The proof, however circumstantial, is in the 'gooding', and its 'whys'.
First, let's examine the relevant actions (if any) of his peers.
Springsteen, a stand-up guy, politically courageous (see: Obama 2012); largely domestic charitable work (albeit, the Obama work can be seen as a boon to the world on several levels).
Jagger, busy buying artwork, living like the Knight of the Realm he gladly is; let's just say he's a grad of the London School of Economics, enough said. Could be a late-bloomer, as his dad is 97, we'll see, if we live so long, as he did do a free gig for Sandy the hurricane, and gave W. the bird on SNL.

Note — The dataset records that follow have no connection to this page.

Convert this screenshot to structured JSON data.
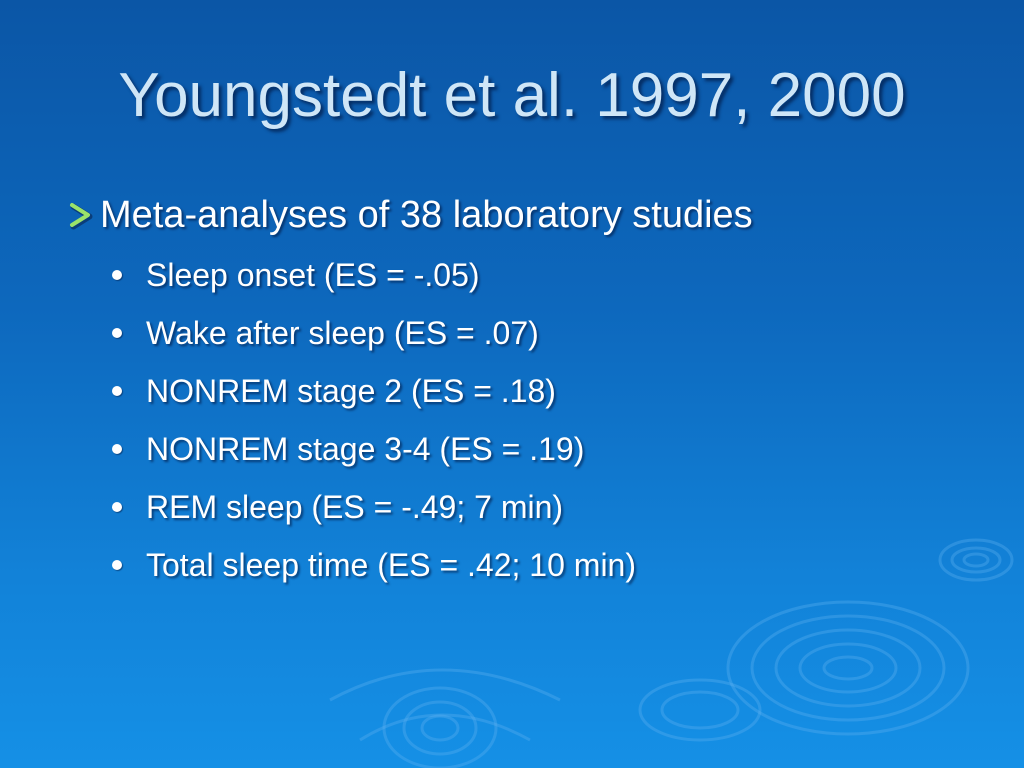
{
  "slide": {
    "title": "Youngstedt et al. 1997, 2000",
    "main_bullet": {
      "icon": "arrow-bullet-icon",
      "text": "Meta-analyses of 38 laboratory studies"
    },
    "sub_bullets": [
      "Sleep onset (ES = -.05)",
      "Wake after sleep (ES = .07)",
      "NONREM stage 2 (ES = .18)",
      "NONREM stage 3-4 (ES = .19)",
      "REM sleep (ES = -.49; 7 min)",
      "Total sleep time (ES = .42; 10 min)"
    ]
  },
  "colors": {
    "background_top": "#0b56a6",
    "background_bottom": "#1590e6",
    "title": "#cfe6f7",
    "body_text": "#ffffff",
    "arrow_bullet": "#9be36a"
  }
}
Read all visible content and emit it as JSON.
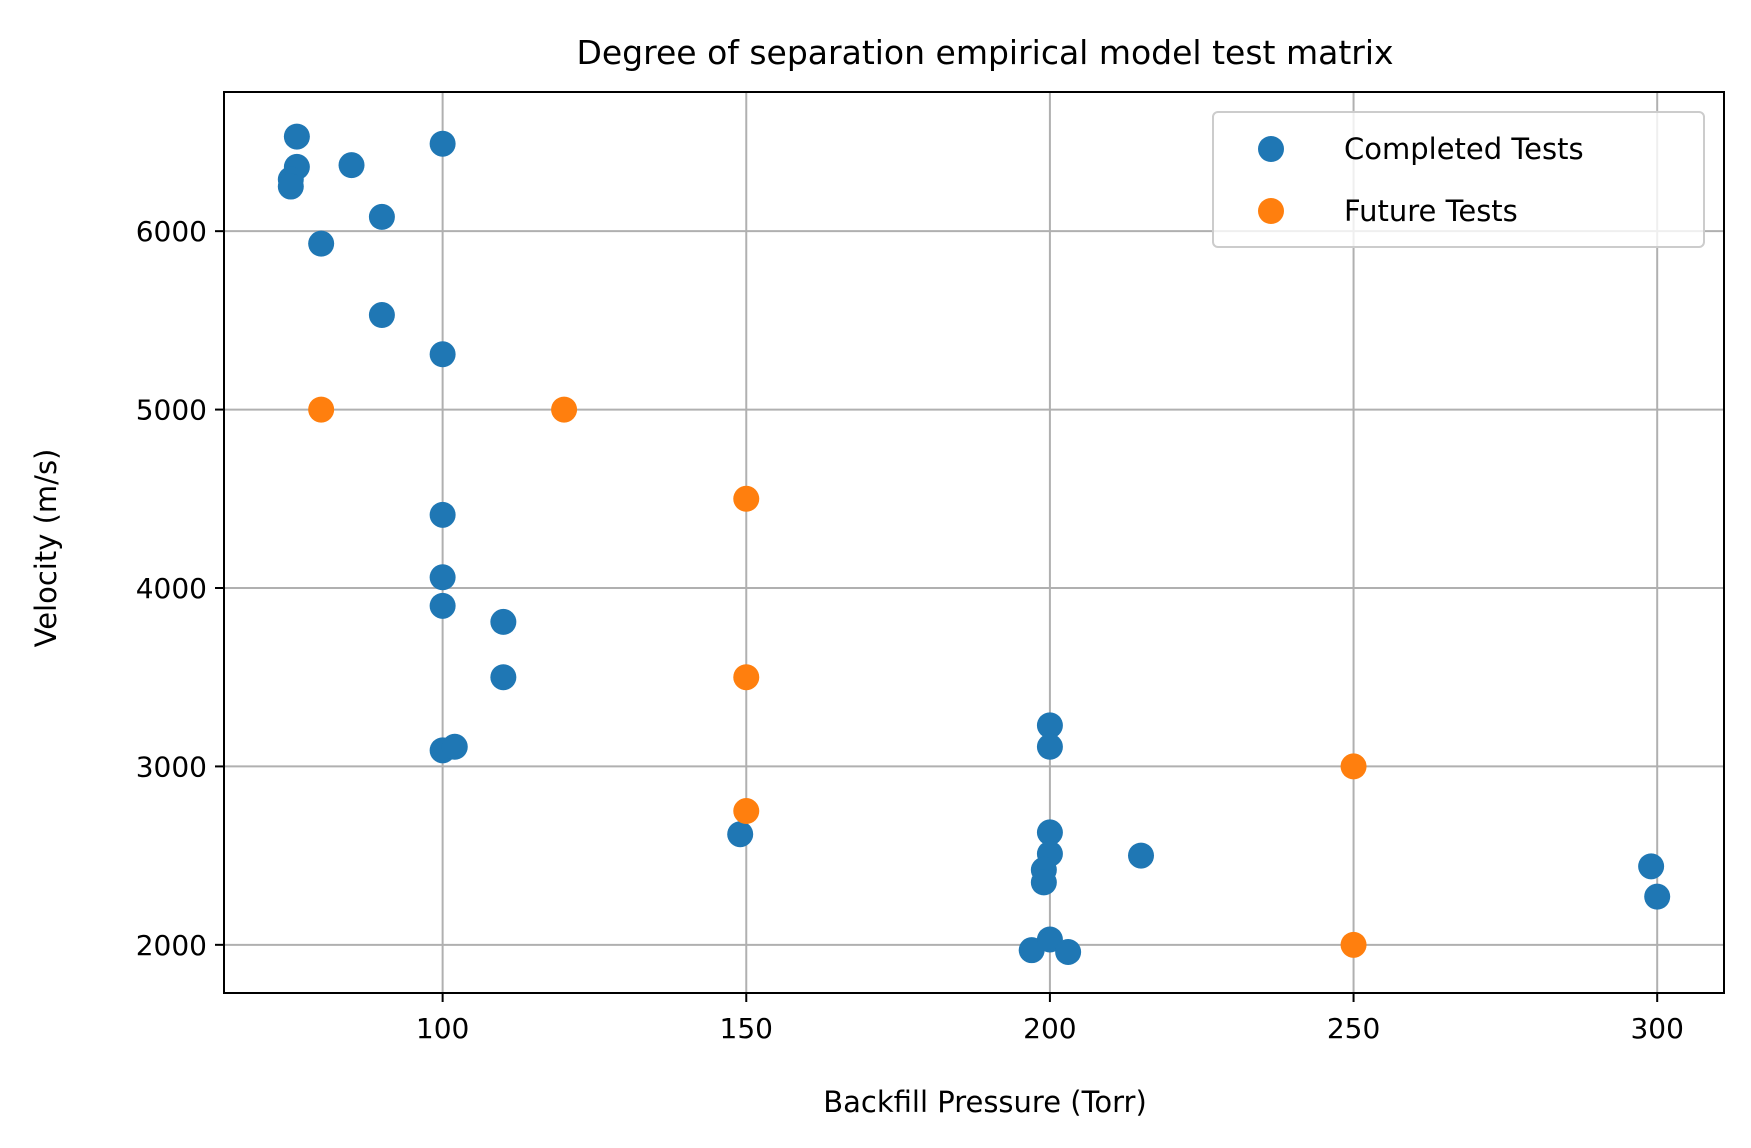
{
  "chart_data": {
    "type": "scatter",
    "title": "Degree of separation empirical model test matrix",
    "xlabel": "Backfill Pressure (Torr)",
    "ylabel": "Velocity (m/s)",
    "xlim": [
      64,
      311
    ],
    "ylim": [
      1730,
      6780
    ],
    "xticks": [
      100,
      150,
      200,
      250,
      300
    ],
    "yticks": [
      2000,
      3000,
      4000,
      5000,
      6000
    ],
    "xtick_labels": [
      "100",
      "150",
      "200",
      "250",
      "300"
    ],
    "ytick_labels": [
      "2000",
      "3000",
      "4000",
      "5000",
      "6000"
    ],
    "grid": true,
    "legend_position": "top-right",
    "series": [
      {
        "name": "Completed Tests",
        "color": "#1f77b4",
        "points": [
          [
            76,
            6530
          ],
          [
            76,
            6360
          ],
          [
            75,
            6290
          ],
          [
            75,
            6250
          ],
          [
            85,
            6370
          ],
          [
            100,
            6490
          ],
          [
            90,
            6080
          ],
          [
            80,
            5930
          ],
          [
            90,
            5530
          ],
          [
            100,
            5310
          ],
          [
            100,
            4410
          ],
          [
            100,
            4060
          ],
          [
            100,
            3900
          ],
          [
            110,
            3810
          ],
          [
            110,
            3500
          ],
          [
            100,
            3090
          ],
          [
            102,
            3110
          ],
          [
            149,
            2620
          ],
          [
            200,
            3230
          ],
          [
            200,
            3110
          ],
          [
            200,
            2630
          ],
          [
            200,
            2510
          ],
          [
            199,
            2420
          ],
          [
            199,
            2350
          ],
          [
            215,
            2500
          ],
          [
            197,
            1970
          ],
          [
            200,
            2030
          ],
          [
            203,
            1960
          ],
          [
            299,
            2440
          ],
          [
            300,
            2270
          ]
        ]
      },
      {
        "name": "Future Tests",
        "color": "#ff7f0e",
        "points": [
          [
            80,
            5000
          ],
          [
            120,
            5000
          ],
          [
            150,
            4500
          ],
          [
            150,
            3500
          ],
          [
            150,
            2750
          ],
          [
            250,
            3000
          ],
          [
            250,
            2000
          ]
        ]
      }
    ]
  }
}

Bon Jovi--pass, guess that missing 'o' means much; strictly Garden State, more or less, as far as we can tell.
McCartney, still busy song-writing, albeit sans his greatest edge, Mr. Lennon who, despite his absence for the worst reason possible, maintains his claim to the greatest anthems for the ideals Bono espouses.
Stevie Wonder, who does live up to his name, and, despite his lack of technical vision is a nonpareil visionary, close to what Bono's doing.
Realizing many more may be listed, I must bow to my Editor
whose love of space and time is rivaled only by Einstein.
So, here're my factual criteria, in question form, it is up to you to provide the well-considered answers:
1. He openly praised a man whose abilities are at best low average: George W. Bush; perhaps that praise was, itself, an act of charity per se, aimed at results for Africa and its HIV+/AIDS epidemic. Was this mercenary or for the greater good?
2. He happily interviewed with 'Focus on the Family', a notoriously anti-gay, anti-choice far religious right propaganda tool; in that exchange, he volunteered his belief in Jesus's god-like parentage, however, cautioning against anything but good-hearted tolerance for those who don't so believe. See the transcript at 'Religious News Service', to be fair and complete. That said, and perhaps done, does this politicize or otherwise detract from his actions, or is he simply holding potential philosophical 'enemies' close?
3. He's Managing Director & Co-Founder of Elevation Partners; while it's been dubbed the worst investment firm in America, he/it did invest in Facebook, Yelp!, DropBox, and Forbes (yes, Steve's magazine thingy, you know, the failed GOP Presidential candidate some years ago). Does this make him selfish or forward-thinking, even self-funding?
4. He and/or U-2 are generally regarded as tax avoiders--aren't we all if/when we may legally be? Besides, maybe he's leveraging his money saved either directly or indirectly for good; unlike certain other prominent figures of late, we don't have to see his tax returns to know something about his heart. What do you think, a necessary means to a better end?
So, then, one more query: do you believe him when he croons 'I still haven't found what I'm looking for'? Can any of us truly say 'yes' definitively, and for all time? I say keep searching, like Bono, and don't forget your heart, in this brain-centered world, a world of 'reason'--look around, where has that gotten us without that heart's advice? It's probably the difference between 'only human' and 'only humane'.
Pro bono publico (and privately), be more humane.